Since we got the tire fixed, I was able to get out of the motor home this morning to use "real" internet at the library. In a celebratory mood, I stopped at the convenience store to get a Monster Cookie and a bottle of Coke, proclaiming as I went out the door "I'm going to sneak these into the Library!"
Once there, I settled into the corner spot in the little alcove that has a long table and several outlets for the laptop users. I set my bag and purse on the chair next to me and made a little bunker to hide my contraband. After devouring my chocolate chipper, and downing about half the Coke, I put the remnants in my bag and continued with the serious business of playing on Facebook and Googling random things.
Across and down the table an older woman sat on her laptop with a series of maps spread around her. She would look at her screen, and then confer with her maps - out loud. Every. single. thing. she. did. she spoke audibly. Not wanting to be impolite, I simply chose to put on my headphones to drown her out.
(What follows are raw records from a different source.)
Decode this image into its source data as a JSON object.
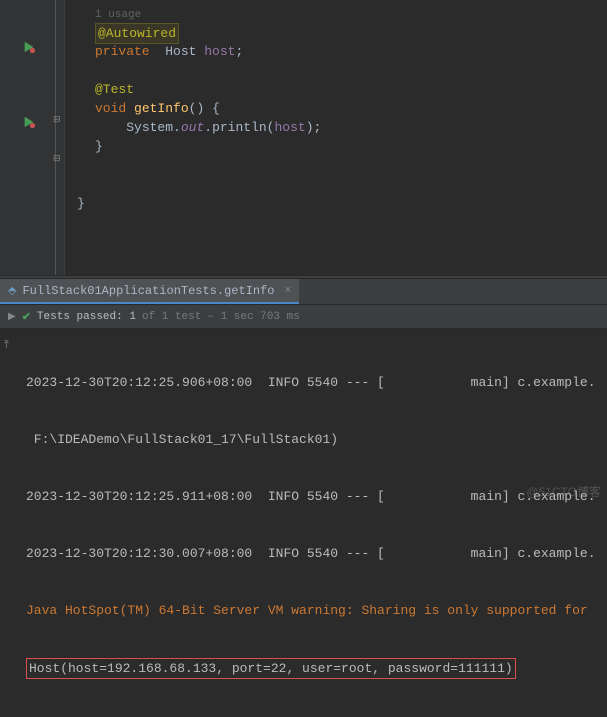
{
  "editor": {
    "usage_hint": "1 usage",
    "annotation_autowired": "@Autowired",
    "kw_private": "private",
    "type_host": "Host",
    "field_host": "host",
    "annotation_test": "@Test",
    "kw_void": "void",
    "method_getinfo": "getInfo",
    "sys": "System",
    "out": "out",
    "println": "println",
    "arg_host": "host",
    "semi": ";",
    "lparen": "(",
    "rparen": ")",
    "lbrace": "{",
    "rbrace": "}",
    "dot": "."
  },
  "run_tab": {
    "label": "FullStack01ApplicationTests.getInfo",
    "close": "×"
  },
  "test_status": {
    "passed_prefix": "Tests passed: 1",
    "of": " of 1 test",
    "timing": " – 1 sec 703 ms"
  },
  "console": {
    "line1": "2023-12-30T20:12:25.906+08:00  INFO 5540 --- [           main] c.example.",
    "line2": " F:\\IDEADemo\\FullStack01_17\\FullStack01)",
    "line3": "2023-12-30T20:12:25.911+08:00  INFO 5540 --- [           main] c.example.",
    "line4": "2023-12-30T20:12:30.007+08:00  INFO 5540 --- [           main] c.example.",
    "warn": "Java HotSpot(TM) 64-Bit Server VM warning: Sharing is only supported for ",
    "result": "Host(host=192.168.68.133, port=22, user=root, password=111111)"
  },
  "watermark": "@51CTO博客"
}
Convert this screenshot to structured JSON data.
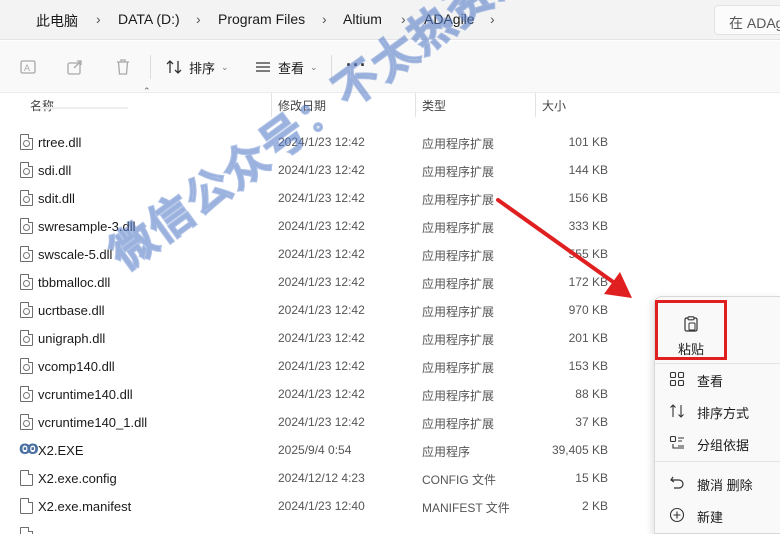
{
  "address": {
    "crumbs": [
      "此电脑",
      "DATA (D:)",
      "Program Files",
      "Altium",
      "ADAgile"
    ],
    "search_placeholder": "在 ADAg"
  },
  "toolbar": {
    "sort_label": "排序",
    "view_label": "查看",
    "more_label": "···"
  },
  "columns": {
    "name": "名称",
    "date": "修改日期",
    "type": "类型",
    "size": "大小"
  },
  "files": [
    {
      "name": "rtree.dll",
      "date": "2024/1/23 12:42",
      "type": "应用程序扩展",
      "size": "101 KB"
    },
    {
      "name": "sdi.dll",
      "date": "2024/1/23 12:42",
      "type": "应用程序扩展",
      "size": "144 KB"
    },
    {
      "name": "sdit.dll",
      "date": "2024/1/23 12:42",
      "type": "应用程序扩展",
      "size": "156 KB"
    },
    {
      "name": "swresample-3.dll",
      "date": "2024/1/23 12:42",
      "type": "应用程序扩展",
      "size": "333 KB"
    },
    {
      "name": "swscale-5.dll",
      "date": "2024/1/23 12:42",
      "type": "应用程序扩展",
      "size": "555 KB"
    },
    {
      "name": "tbbmalloc.dll",
      "date": "2024/1/23 12:42",
      "type": "应用程序扩展",
      "size": "172 KB"
    },
    {
      "name": "ucrtbase.dll",
      "date": "2024/1/23 12:42",
      "type": "应用程序扩展",
      "size": "970 KB"
    },
    {
      "name": "unigraph.dll",
      "date": "2024/1/23 12:42",
      "type": "应用程序扩展",
      "size": "201 KB"
    },
    {
      "name": "vcomp140.dll",
      "date": "2024/1/23 12:42",
      "type": "应用程序扩展",
      "size": "153 KB"
    },
    {
      "name": "vcruntime140.dll",
      "date": "2024/1/23 12:42",
      "type": "应用程序扩展",
      "size": "88 KB"
    },
    {
      "name": "vcruntime140_1.dll",
      "date": "2024/1/23 12:42",
      "type": "应用程序扩展",
      "size": "37 KB"
    },
    {
      "name": "X2.EXE",
      "date": "2025/9/4 0:54",
      "type": "应用程序",
      "size": "39,405 KB"
    },
    {
      "name": "X2.exe.config",
      "date": "2024/12/12 4:23",
      "type": "CONFIG 文件",
      "size": "15 KB"
    },
    {
      "name": "X2.exe.manifest",
      "date": "2024/1/23 12:40",
      "type": "MANIFEST 文件",
      "size": "2 KB"
    }
  ],
  "context_menu": {
    "paste_label": "粘贴",
    "view_label": "查看",
    "sort_label": "排序方式",
    "group_label": "分组依据",
    "undo_label": "撤消 删除",
    "new_label": "新建"
  },
  "watermark": "微信公众号：不太热资源库",
  "colors": {
    "highlight": "#e02020",
    "arrow": "#e02020"
  }
}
Wait, where are my headphones? $#*! my friend's teenage daughter used them and didn't put them back! Uggh, I guess I'll just watch this Youtube video with the volume really low; the old lady won't be able to hear anything over her own voice anyway...
Never try to watch a video of people singing campfire songs in a library. They start out nice and quiet, so you turn the speaker up so you can hear the words,and then 20 seconds in suddenly the song changes and it's all out YELLING. As I'm fumbling with the volume control, mouth breather lady pipes up "can you turn that down please!" I respond that I'm trying and apologize as politely as I can considering the computer is taking this moment to freeze the volume control. As I get it back down to barely audible, she starts packing up her things and mumbling something about being done for the day. Thank goodness! Since I'm now alone, I turn the speaker up a hair so I can hear it a little better, when a gentleman sits down. Before I have a chance to just turn the thing off, a librarian comes over and tells me to turn it down, indicating that he was informed it was too loud. OH MY GAWD! So not only does this battle-ax yak away when other people are trying to work, she has the nerve to tattle on me for the whopping 30 seconds or so she was inconvenienced by my audio issue!
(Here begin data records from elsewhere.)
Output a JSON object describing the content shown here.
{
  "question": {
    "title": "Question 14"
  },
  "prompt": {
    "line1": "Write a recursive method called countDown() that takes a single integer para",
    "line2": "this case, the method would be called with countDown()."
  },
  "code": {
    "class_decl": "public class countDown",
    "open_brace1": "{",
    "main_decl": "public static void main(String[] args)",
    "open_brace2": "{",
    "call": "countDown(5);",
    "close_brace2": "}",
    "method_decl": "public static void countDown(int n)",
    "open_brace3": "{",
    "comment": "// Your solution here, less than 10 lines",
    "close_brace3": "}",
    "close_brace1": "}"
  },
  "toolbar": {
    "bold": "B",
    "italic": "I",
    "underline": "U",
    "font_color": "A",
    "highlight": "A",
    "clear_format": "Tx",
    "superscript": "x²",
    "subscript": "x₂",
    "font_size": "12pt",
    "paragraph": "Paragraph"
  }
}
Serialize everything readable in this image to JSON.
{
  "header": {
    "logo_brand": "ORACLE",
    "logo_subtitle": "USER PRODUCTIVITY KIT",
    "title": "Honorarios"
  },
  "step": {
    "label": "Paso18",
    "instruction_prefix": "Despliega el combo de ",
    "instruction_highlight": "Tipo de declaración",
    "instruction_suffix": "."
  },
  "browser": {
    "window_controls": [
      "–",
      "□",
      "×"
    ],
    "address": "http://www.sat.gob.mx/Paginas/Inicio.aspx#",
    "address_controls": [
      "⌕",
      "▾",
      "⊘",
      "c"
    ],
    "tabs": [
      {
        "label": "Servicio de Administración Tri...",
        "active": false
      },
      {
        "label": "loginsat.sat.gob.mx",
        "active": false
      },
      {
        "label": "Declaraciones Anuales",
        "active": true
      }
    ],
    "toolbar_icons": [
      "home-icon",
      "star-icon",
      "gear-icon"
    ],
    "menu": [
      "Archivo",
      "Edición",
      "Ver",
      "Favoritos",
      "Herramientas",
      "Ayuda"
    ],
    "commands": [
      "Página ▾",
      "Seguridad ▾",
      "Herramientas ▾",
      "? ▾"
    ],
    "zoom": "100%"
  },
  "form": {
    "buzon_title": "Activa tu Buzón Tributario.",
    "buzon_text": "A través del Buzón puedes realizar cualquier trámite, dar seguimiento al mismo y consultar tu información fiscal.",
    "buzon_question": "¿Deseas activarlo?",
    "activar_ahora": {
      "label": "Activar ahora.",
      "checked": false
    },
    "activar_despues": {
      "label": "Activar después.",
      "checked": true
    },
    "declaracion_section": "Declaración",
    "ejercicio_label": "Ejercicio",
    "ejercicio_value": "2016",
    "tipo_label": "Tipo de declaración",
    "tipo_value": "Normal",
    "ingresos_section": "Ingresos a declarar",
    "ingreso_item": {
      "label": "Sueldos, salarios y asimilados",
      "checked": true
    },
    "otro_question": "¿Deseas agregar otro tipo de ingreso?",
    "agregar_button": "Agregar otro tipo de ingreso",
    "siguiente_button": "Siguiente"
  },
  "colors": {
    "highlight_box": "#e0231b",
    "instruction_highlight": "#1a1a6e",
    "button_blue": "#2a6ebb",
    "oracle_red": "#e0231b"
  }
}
No problem, I had already decided it was too much of a pain to deal with anyway. I turn it off, and decide to play more Frontierville, with the volume off of course. A couple comes over to the table and sits down. I'm harvesting wheat for my latest mission. As a wave of thirst comes over me, I reach into my laptop bag only to grasp a bottle that is dripping with wet, sticky Coke. Oh. no. I peer inside to see an inch of sugary liquid resting at the bottom, with crumbs from an old bagel floating around like it's Labor Day at the lake.
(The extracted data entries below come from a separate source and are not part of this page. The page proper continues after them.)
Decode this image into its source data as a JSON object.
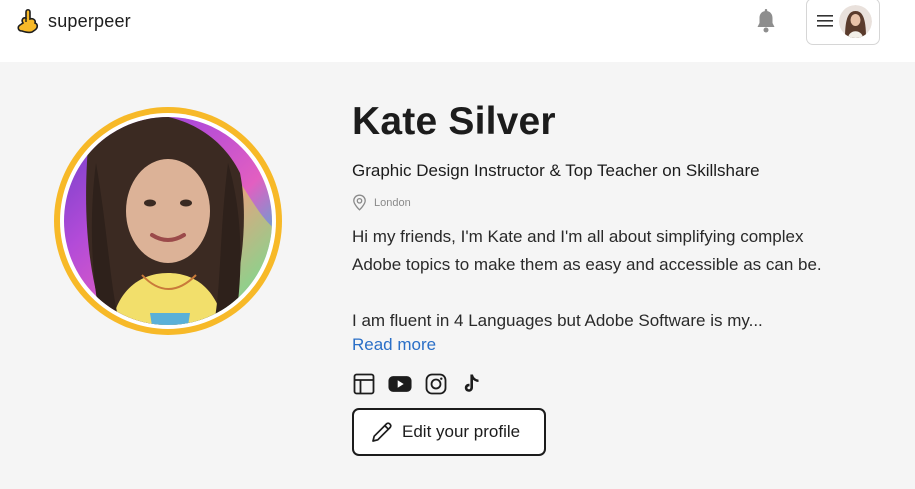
{
  "brand": {
    "name": "superpeer",
    "accent": "#f7b928"
  },
  "header": {
    "icons": {
      "notifications": "bell-icon",
      "menu": "hamburger-icon"
    }
  },
  "profile": {
    "name": "Kate Silver",
    "headline": "Graphic Design Instructor & Top Teacher on Skillshare",
    "location": "London",
    "bio_line1": "Hi my friends, I'm Kate and I'm all about simplifying complex",
    "bio_line2": "Adobe topics to make them as easy and accessible as can be.",
    "bio_line3": "I am fluent in 4 Languages but Adobe Software is my...",
    "read_more": "Read more",
    "avatar_ring_color": "#f7b928",
    "socials": [
      "website-icon",
      "youtube-icon",
      "instagram-icon",
      "tiktok-icon"
    ],
    "edit_button": "Edit your profile"
  },
  "colors": {
    "link": "#2a6fc7",
    "background": "#f5f5f5"
  }
}
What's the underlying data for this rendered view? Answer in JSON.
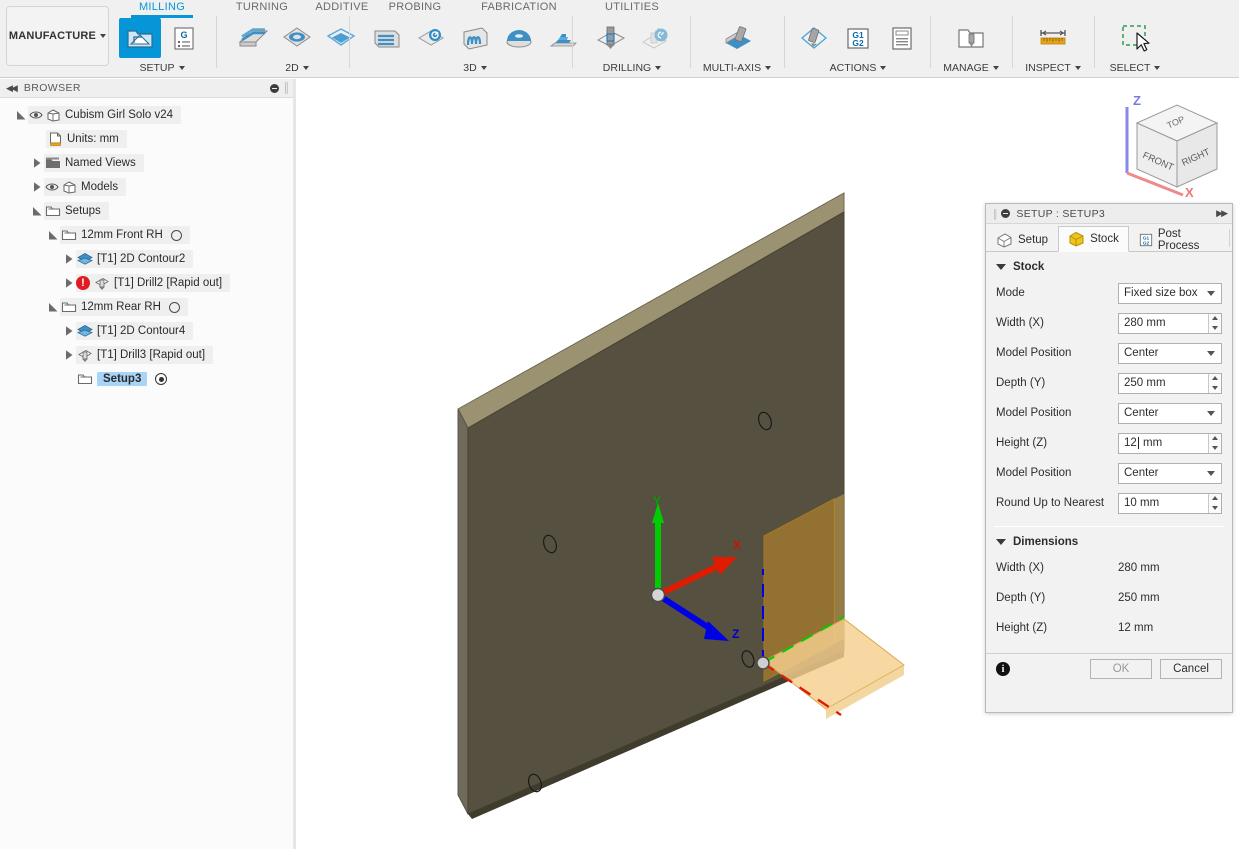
{
  "app": {
    "workspace_label": "MANUFACTURE"
  },
  "ribbon": {
    "tabs": [
      {
        "name": "MILLING",
        "active": true
      },
      {
        "name": "TURNING",
        "active": false
      },
      {
        "name": "ADDITIVE",
        "active": false
      },
      {
        "name": "PROBING",
        "active": false
      },
      {
        "name": "FABRICATION",
        "active": false
      },
      {
        "name": "UTILITIES",
        "active": false
      }
    ],
    "groups": [
      {
        "id": "setup",
        "foot": "SETUP",
        "has_caret": true
      },
      {
        "id": "2d",
        "foot": "2D",
        "has_caret": true
      },
      {
        "id": "3d",
        "foot": "3D",
        "has_caret": true
      },
      {
        "id": "drilling",
        "foot": "DRILLING",
        "has_caret": true
      },
      {
        "id": "multiaxis",
        "foot": "MULTI-AXIS",
        "has_caret": true
      },
      {
        "id": "actions",
        "foot": "ACTIONS",
        "has_caret": true
      },
      {
        "id": "manage",
        "foot": "MANAGE",
        "has_caret": true
      },
      {
        "id": "inspect",
        "foot": "INSPECT",
        "has_caret": true
      },
      {
        "id": "select",
        "foot": "SELECT",
        "has_caret": true
      }
    ]
  },
  "browser": {
    "title": "BROWSER",
    "tree": [
      {
        "label": "Cubism Girl Solo v24",
        "indent": 0,
        "toggle": "open",
        "eye": true,
        "icon": "component-icon"
      },
      {
        "label": "Units: mm",
        "indent": 1,
        "toggle": "none",
        "eye": false,
        "icon": "units-document-icon"
      },
      {
        "label": "Named Views",
        "indent": 1,
        "toggle": "closed",
        "eye": false,
        "icon": "folder-views-icon"
      },
      {
        "label": "Models",
        "indent": 1,
        "toggle": "closed",
        "eye": true,
        "icon": "component-icon"
      },
      {
        "label": "Setups",
        "indent": 1,
        "toggle": "open",
        "eye": false,
        "icon": "setup-folder-icon"
      },
      {
        "label": "12mm Front RH",
        "indent": 2,
        "toggle": "open",
        "eye": false,
        "icon": "setup-folder-icon",
        "suffix": "circle-empty"
      },
      {
        "label": "[T1] 2D Contour2",
        "indent": 3,
        "toggle": "closed",
        "eye": false,
        "icon": "contour2d-icon"
      },
      {
        "label": "[T1] Drill2 [Rapid out]",
        "indent": 3,
        "toggle": "closed",
        "eye": false,
        "icon": "drill-icon",
        "error": true
      },
      {
        "label": "12mm Rear RH",
        "indent": 2,
        "toggle": "open",
        "eye": false,
        "icon": "setup-folder-icon",
        "suffix": "circle-empty"
      },
      {
        "label": "[T1] 2D Contour4",
        "indent": 3,
        "toggle": "closed",
        "eye": false,
        "icon": "contour2d-icon"
      },
      {
        "label": "[T1] Drill3 [Rapid out]",
        "indent": 3,
        "toggle": "closed",
        "eye": false,
        "icon": "drill-icon"
      },
      {
        "label": "Setup3",
        "indent": 3,
        "toggle": "none",
        "eye": false,
        "icon": "setup-folder-icon",
        "selected": true,
        "suffix": "circle-dot"
      }
    ]
  },
  "viewport": {
    "viewcube": {
      "top": "TOP",
      "front": "FRONT",
      "right": "RIGHT",
      "axis_z": "Z",
      "axis_x": "X"
    },
    "wcs_labels": {
      "x": "X",
      "y": "Y",
      "z": "Z"
    },
    "colors": {
      "model_face": "#55503f",
      "model_top": "#938a68",
      "model_side": "#6b6758",
      "stock_amber": "#d9a333",
      "axis_x": "#e01b00",
      "axis_y": "#00cc00",
      "axis_z": "#0000e6"
    }
  },
  "dialog": {
    "title": "SETUP : SETUP3",
    "tabs": [
      {
        "label": "Setup",
        "icon": "setup-icon",
        "active": false
      },
      {
        "label": "Stock",
        "icon": "stock-box-icon",
        "active": true
      },
      {
        "label": "Post Process",
        "icon": "g-code-icon",
        "active": false
      }
    ],
    "stock_section": {
      "title": "Stock",
      "fields": [
        {
          "label": "Mode",
          "type": "select",
          "value": "Fixed size box"
        },
        {
          "label": "Width (X)",
          "type": "spin",
          "value": "280 mm"
        },
        {
          "label": "Model Position",
          "type": "select",
          "value": "Center"
        },
        {
          "label": "Depth (Y)",
          "type": "spin",
          "value": "250 mm"
        },
        {
          "label": "Model Position",
          "type": "select",
          "value": "Center"
        },
        {
          "label": "Height (Z)",
          "type": "spin",
          "value": "12 mm",
          "cursor_after": "12",
          "focused": true
        },
        {
          "label": "Model Position",
          "type": "select",
          "value": "Center"
        },
        {
          "label": "Round Up to Nearest",
          "type": "spin",
          "value": "10 mm"
        }
      ]
    },
    "dimensions_section": {
      "title": "Dimensions",
      "rows": [
        {
          "label": "Width (X)",
          "value": "280 mm"
        },
        {
          "label": "Depth (Y)",
          "value": "250 mm"
        },
        {
          "label": "Height (Z)",
          "value": "12 mm"
        }
      ]
    },
    "footer": {
      "ok_label": "OK",
      "cancel_label": "Cancel",
      "info_icon": "info-icon"
    }
  }
}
As quickly as I can I rush to the bathrooms at the end of the hall. Locked. %#@$! I go down the stairs to the main bathroom, and grab a stack of paper towels from the dispenser. As quietly as I can, I slip back upstairs to my seat, and start soaking up as much liquid as I can, and drying off the (luckily)few little things that were inside. The "Please don't eat or drink in the Library" sign is staring me in the face, and I can feel the eyes of the others at the table searing into the back of my neck. Calgon take me away!!!
I took the bag down to the bathroom, that was thankfully empty, where I cleaned it out the rest of the way. Once again I rejoined the table, making sure not to make eye contact for the rest of the time I was there which was gratefully uneventful.